According to the displacement of the fifth metacarpal base, Nalebuff developed two classification schemes for isolated fifth CMC dislocations of the volar subtype: Radial palmar and ulnopalmar. It is called the radial palmar dislocation.

The more frequent subtype is radial palmar dislocation, and in this injury, all ligamentous and tendinous attachments are severed. The flexor carpi ulnaris tendon attachments and the pisometacarpal ligament are both intact in the uncommon ulnopalmar subtype. The fifth metacarpal base is pulled proximally, volarly, and ulnarly by these two attachments. The function of the ulnar nerve must be thoroughly examined because of how close it is to the pisohamate ligament and how easily it can be injured. X-rays of the hand’s Posteroanterior (PA), oblique and lateral surfaces should be taken when CMC dislocation is suspected based on clinical symptoms. The optimal method of diagnosis combines all three perspectives to make the diagnosis. When there is a dislocation on PA plain films, it should be disruption of Gilula arcs, loss of parallelism between CMC joints, or evidence of apparent shortening of the metacarpals.
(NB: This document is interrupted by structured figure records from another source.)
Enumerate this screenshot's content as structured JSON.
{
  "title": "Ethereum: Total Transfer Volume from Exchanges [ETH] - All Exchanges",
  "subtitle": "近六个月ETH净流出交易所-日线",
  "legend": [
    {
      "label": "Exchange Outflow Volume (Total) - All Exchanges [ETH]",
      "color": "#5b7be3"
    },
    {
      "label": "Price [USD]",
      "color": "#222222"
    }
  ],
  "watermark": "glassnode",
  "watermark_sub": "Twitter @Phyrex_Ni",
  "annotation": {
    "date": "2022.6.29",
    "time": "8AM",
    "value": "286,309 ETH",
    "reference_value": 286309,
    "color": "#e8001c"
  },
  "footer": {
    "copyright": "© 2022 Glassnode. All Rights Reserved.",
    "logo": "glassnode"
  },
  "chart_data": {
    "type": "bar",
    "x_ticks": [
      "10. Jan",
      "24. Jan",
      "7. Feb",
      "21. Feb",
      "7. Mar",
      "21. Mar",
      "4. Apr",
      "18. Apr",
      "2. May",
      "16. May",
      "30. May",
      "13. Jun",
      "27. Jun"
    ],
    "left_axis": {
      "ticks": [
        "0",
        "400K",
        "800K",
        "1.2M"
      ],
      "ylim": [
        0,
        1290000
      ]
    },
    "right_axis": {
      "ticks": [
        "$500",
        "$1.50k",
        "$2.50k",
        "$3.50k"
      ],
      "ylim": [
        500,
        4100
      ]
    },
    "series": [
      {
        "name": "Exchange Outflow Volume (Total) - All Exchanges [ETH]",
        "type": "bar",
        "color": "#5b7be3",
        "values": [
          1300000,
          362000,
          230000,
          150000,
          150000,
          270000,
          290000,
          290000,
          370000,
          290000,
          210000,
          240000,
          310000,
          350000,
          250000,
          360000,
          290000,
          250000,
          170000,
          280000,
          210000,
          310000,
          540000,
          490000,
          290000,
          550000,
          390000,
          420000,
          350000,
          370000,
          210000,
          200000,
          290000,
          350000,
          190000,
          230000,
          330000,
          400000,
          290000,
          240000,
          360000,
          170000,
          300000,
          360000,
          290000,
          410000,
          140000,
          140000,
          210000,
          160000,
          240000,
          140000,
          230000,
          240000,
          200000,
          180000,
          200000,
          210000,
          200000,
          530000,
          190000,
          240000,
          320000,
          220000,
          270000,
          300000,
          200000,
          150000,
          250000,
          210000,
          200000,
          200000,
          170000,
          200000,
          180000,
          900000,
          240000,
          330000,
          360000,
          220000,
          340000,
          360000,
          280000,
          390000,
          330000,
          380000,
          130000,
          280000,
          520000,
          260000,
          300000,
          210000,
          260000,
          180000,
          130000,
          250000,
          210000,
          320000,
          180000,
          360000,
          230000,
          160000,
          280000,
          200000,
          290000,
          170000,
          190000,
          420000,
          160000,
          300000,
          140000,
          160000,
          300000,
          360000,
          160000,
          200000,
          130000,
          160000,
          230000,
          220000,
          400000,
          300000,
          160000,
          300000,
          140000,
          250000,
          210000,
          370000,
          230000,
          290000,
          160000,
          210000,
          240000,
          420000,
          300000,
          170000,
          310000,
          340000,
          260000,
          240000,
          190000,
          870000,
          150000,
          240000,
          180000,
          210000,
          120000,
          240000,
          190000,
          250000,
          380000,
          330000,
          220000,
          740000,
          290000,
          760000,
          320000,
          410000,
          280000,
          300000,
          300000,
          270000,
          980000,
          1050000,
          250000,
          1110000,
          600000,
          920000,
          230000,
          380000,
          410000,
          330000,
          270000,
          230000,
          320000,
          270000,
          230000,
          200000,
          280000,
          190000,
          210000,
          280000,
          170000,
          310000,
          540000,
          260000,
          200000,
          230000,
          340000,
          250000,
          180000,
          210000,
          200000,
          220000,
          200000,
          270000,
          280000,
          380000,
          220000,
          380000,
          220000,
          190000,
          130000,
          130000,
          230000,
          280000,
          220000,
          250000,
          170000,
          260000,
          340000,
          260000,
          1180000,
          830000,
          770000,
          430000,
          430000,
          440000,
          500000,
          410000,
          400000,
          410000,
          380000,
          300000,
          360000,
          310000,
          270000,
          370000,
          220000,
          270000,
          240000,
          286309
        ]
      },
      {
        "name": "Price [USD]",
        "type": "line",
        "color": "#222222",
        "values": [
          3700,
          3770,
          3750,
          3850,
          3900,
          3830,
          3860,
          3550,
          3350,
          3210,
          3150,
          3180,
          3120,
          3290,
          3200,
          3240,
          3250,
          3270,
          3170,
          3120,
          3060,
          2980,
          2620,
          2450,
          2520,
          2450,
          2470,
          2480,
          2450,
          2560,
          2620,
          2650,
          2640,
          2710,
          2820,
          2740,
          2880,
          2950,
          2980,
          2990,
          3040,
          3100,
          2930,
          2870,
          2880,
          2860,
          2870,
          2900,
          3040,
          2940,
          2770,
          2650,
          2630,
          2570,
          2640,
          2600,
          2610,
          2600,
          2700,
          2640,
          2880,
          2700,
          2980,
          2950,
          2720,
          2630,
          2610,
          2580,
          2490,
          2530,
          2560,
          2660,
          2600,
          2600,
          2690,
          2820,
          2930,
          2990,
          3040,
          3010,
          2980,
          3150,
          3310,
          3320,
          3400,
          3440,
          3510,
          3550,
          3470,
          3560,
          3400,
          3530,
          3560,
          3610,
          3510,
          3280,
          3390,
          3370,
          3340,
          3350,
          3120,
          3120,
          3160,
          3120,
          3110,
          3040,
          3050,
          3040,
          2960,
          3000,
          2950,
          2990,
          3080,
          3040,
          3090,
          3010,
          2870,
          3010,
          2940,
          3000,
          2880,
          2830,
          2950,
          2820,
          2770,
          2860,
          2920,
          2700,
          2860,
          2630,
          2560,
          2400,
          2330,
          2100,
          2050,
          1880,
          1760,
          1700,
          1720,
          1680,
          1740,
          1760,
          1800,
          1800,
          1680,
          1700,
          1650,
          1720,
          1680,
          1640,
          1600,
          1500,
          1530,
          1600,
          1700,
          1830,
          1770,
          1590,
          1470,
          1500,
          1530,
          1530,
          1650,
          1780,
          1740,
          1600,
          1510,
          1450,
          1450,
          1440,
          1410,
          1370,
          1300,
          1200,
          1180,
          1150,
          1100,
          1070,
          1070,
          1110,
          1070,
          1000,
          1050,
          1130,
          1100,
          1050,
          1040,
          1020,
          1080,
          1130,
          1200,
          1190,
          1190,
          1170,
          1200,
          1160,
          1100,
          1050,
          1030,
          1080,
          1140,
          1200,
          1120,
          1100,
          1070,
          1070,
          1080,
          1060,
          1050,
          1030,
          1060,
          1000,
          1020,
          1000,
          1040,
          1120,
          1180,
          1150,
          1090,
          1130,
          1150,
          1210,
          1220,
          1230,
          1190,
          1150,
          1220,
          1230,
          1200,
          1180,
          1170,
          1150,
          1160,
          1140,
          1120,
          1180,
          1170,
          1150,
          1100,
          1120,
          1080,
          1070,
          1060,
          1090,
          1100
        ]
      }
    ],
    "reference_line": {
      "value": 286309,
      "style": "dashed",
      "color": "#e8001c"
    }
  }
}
Open reduction and internal fixation or closed reduction and percutaneous pinning are two surgical techniques for treating CMC dislocations. If the patient doesn’t have any coexisting lesions or has medical reasons why surgery wouldn’t be appropriate, nonsurgical techniques such closure reduction and conservative care with splint immobilization may be recommended. After six weeks of splint immobilization, other examples in the literature have reported great results.

Conclusion

Isolated pure dislocation of the fifth carpometacarpal joint is very rare injury it can be managed conservatively with good outcome if diagnosed early as in our case; however, if the initial reduction is unstable or there is delay in diagnosis or presentation, it is imperative to use K-wires for fixation after closed or open reduction.